Der weltweite Spiele-Markt soll 2005 einen Umsatz von 35,2 Mrd. Dollar erreichen und bis 2010 auf über 51 Mrd. Dollar anwachsen. Handy- und Online-Games sind dabei die treibende Kraft, PC-Games verlieren hingegen.
Davon geht der britische Marktforscher Informa Telecoms & Media im Bericht "Dynamics of Games" aus. Das Konsolengeschäft soll etwa die Hälfte der weltweiten Game-Umsätze ausmachen.
Den größten Marktanteil bei den Konsolen wird laut Informa trotz des Frühstarts von Microsofts Xbox 360 dennoch Sony mit seiner PS3 erreichen.
Allerdings werde der Abstand zu den Konsolen von Microsoft und Nintendo kleiner.

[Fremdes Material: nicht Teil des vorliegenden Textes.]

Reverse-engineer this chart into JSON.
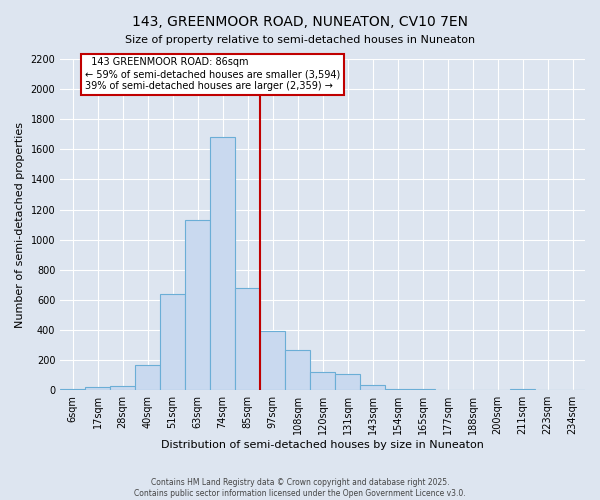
{
  "title": "143, GREENMOOR ROAD, NUNEATON, CV10 7EN",
  "subtitle": "Size of property relative to semi-detached houses in Nuneaton",
  "xlabel": "Distribution of semi-detached houses by size in Nuneaton",
  "ylabel": "Number of semi-detached properties",
  "categories": [
    "6sqm",
    "17sqm",
    "28sqm",
    "40sqm",
    "51sqm",
    "63sqm",
    "74sqm",
    "85sqm",
    "97sqm",
    "108sqm",
    "120sqm",
    "131sqm",
    "143sqm",
    "154sqm",
    "165sqm",
    "177sqm",
    "188sqm",
    "200sqm",
    "211sqm",
    "223sqm",
    "234sqm"
  ],
  "values": [
    5,
    20,
    30,
    170,
    640,
    1130,
    1680,
    680,
    390,
    270,
    120,
    110,
    35,
    10,
    5,
    2,
    0,
    0,
    5,
    0,
    0
  ],
  "property_line_index": 7,
  "annotation_title": "143 GREENMOOR ROAD: 86sqm",
  "annotation_line1": "← 59% of semi-detached houses are smaller (3,594)",
  "annotation_line2": "39% of semi-detached houses are larger (2,359) →",
  "bar_color": "#c9d9ef",
  "bar_edge_color": "#6baed6",
  "property_line_color": "#c00000",
  "annotation_box_edge_color": "#c00000",
  "background_color": "#dde5f0",
  "plot_background": "#dde5f0",
  "footer1": "Contains HM Land Registry data © Crown copyright and database right 2025.",
  "footer2": "Contains public sector information licensed under the Open Government Licence v3.0.",
  "ylim": [
    0,
    2200
  ],
  "yticks": [
    0,
    200,
    400,
    600,
    800,
    1000,
    1200,
    1400,
    1600,
    1800,
    2000,
    2200
  ]
}
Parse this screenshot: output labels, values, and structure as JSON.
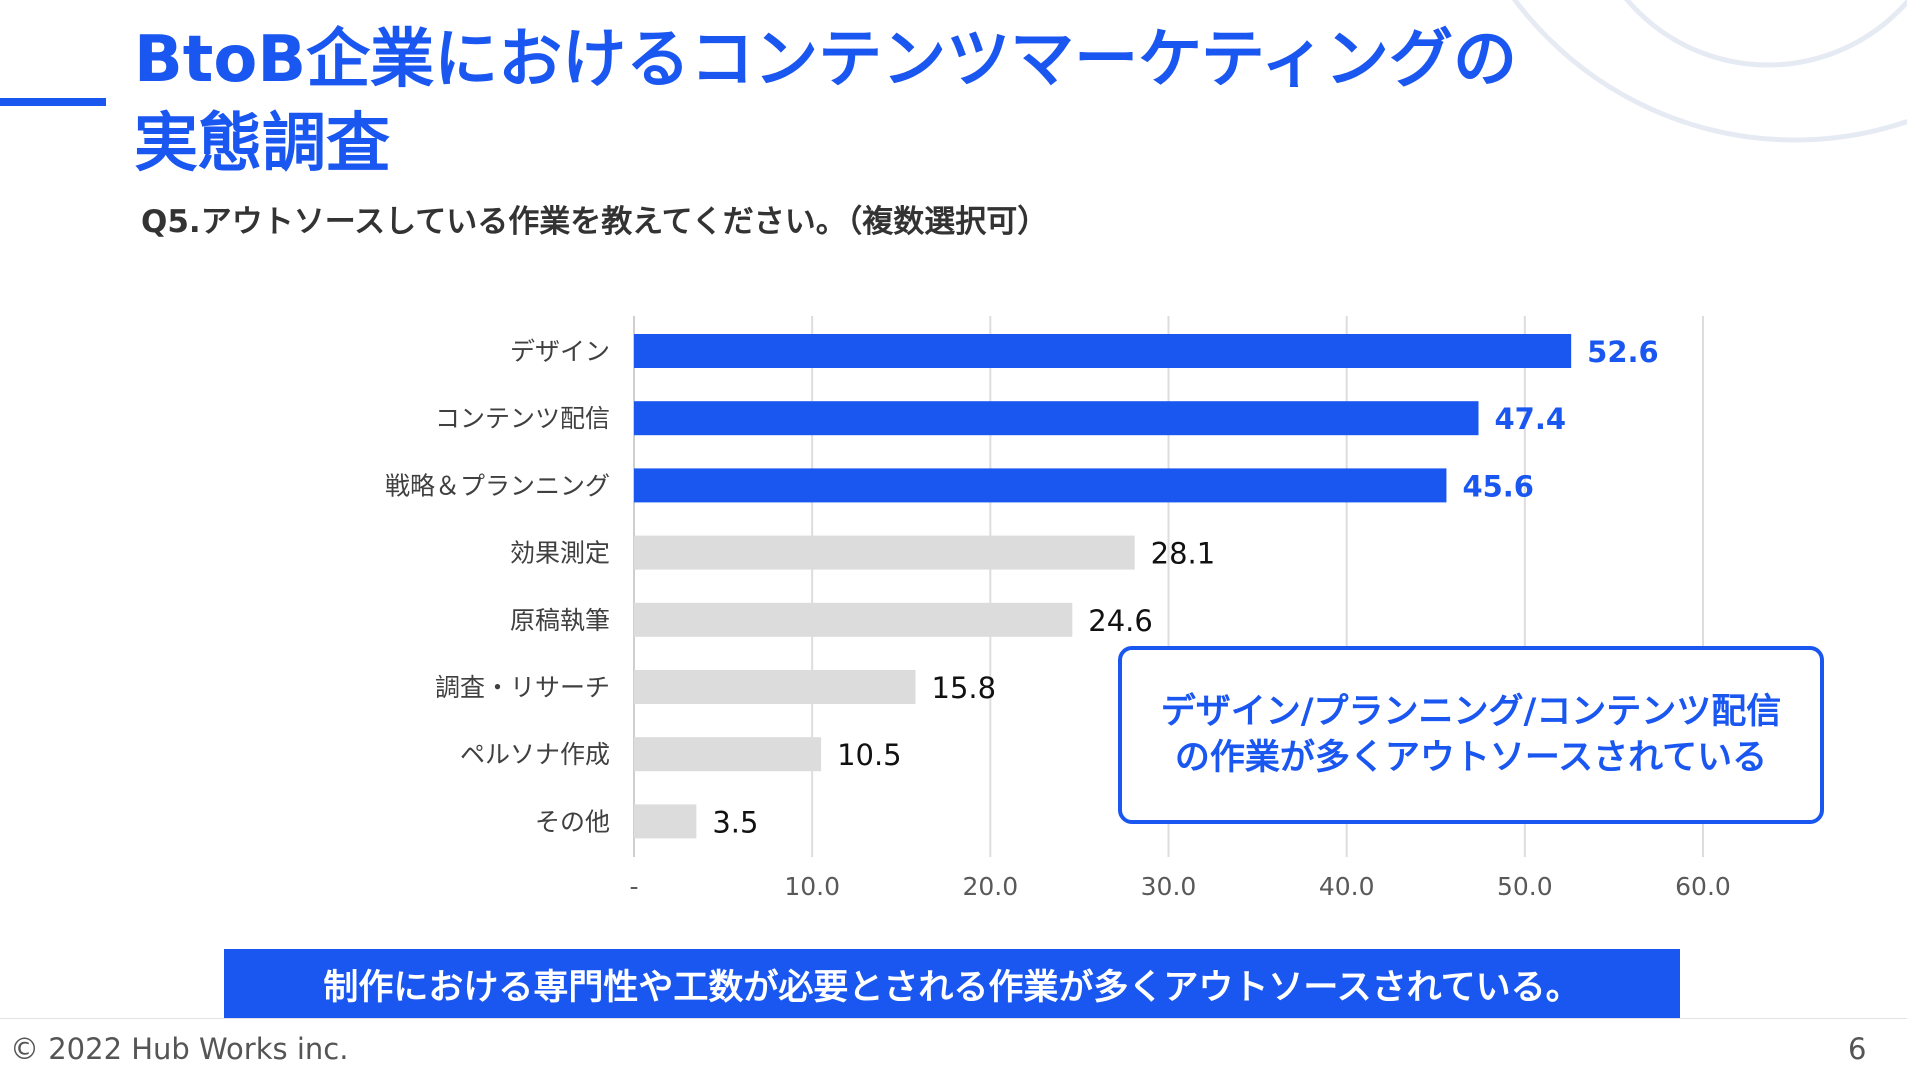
{
  "slide": {
    "title_lines": [
      "BtoB企業におけるコンテンツマーケティングの",
      "実態調査"
    ],
    "question": "Q5.アウトソースしている作業を教えてください。（複数選択可）",
    "callout_lines": [
      "デザイン/プランニング/コンテンツ配信",
      "の作業が多くアウトソースされている"
    ],
    "banner": "制作における専門性や工数が必要とされる作業が多くアウトソースされている。",
    "copyright": "© 2022 Hub Works inc.",
    "page_number": "6"
  },
  "colors": {
    "accent": "#1a56f0",
    "highlight_bar": "#1a56f0",
    "other_bar": "#dcdcdc",
    "grid": "#dddddd",
    "deco_circle": "#e6ebf3"
  },
  "chart_data": {
    "type": "bar",
    "orientation": "horizontal",
    "categories": [
      "デザイン",
      "コンテンツ配信",
      "戦略＆プランニング",
      "効果測定",
      "原稿執筆",
      "調査・リサーチ",
      "ペルソナ作成",
      "その他"
    ],
    "values": [
      52.6,
      47.4,
      45.6,
      28.1,
      24.6,
      15.8,
      10.5,
      3.5
    ],
    "value_labels": [
      "52.6",
      "47.4",
      "45.6",
      "28.1",
      "24.6",
      "15.8",
      "10.5",
      "3.5"
    ],
    "highlighted": [
      true,
      true,
      true,
      false,
      false,
      false,
      false,
      false
    ],
    "xlim": [
      0,
      60
    ],
    "xticks": [
      0,
      10,
      20,
      30,
      40,
      50,
      60
    ],
    "xtick_labels": [
      "-",
      "10.0",
      "20.0",
      "30.0",
      "40.0",
      "50.0",
      "60.0"
    ],
    "grid": true,
    "legend": false
  }
}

Die Xbox 360 werde vom Frühstart profitieren und auch die Nintendos Ideen für seine neue Konsole Revolution haben Aufsehen erregt.
In Österreich und der Schweiz zusammen liegen die Softwareumsätze 2005 bei 232 Mio. Euro, wobei Konsolen schon jetzt deutlich vor dem PC liegen. Bis 2009 erwartet Screen Digest ein leichtes Wachstum auf 248 Mio. Euro.
Mobile Games sind der am schnellsten wachsende Sektor der Spielebranche, darin sind sich Informa und Screen Digest einig. Noch im Jahr 2000 betrug der Umsatz laut Informa 65 Mio. Dollar weltweit. 2005 sind es 2,5 Mrd. Dollar, 2010 sollen es mehr als elf Mrd. Dollar sein.
Wachstumsmärkte sind aber auch die Bereiche Online-Spiele und Interactive TV. Online-Games bieten den Gameproduzenten langfristigere Einnahmequellen. 2005 brachten sie knapp zwei Mrd. Dollar, 2010 erwartet Informa einen Umsatz von mehr als sechs Mrd. Kurzfristig werde der PC beim Online-Gaming noch dominieren.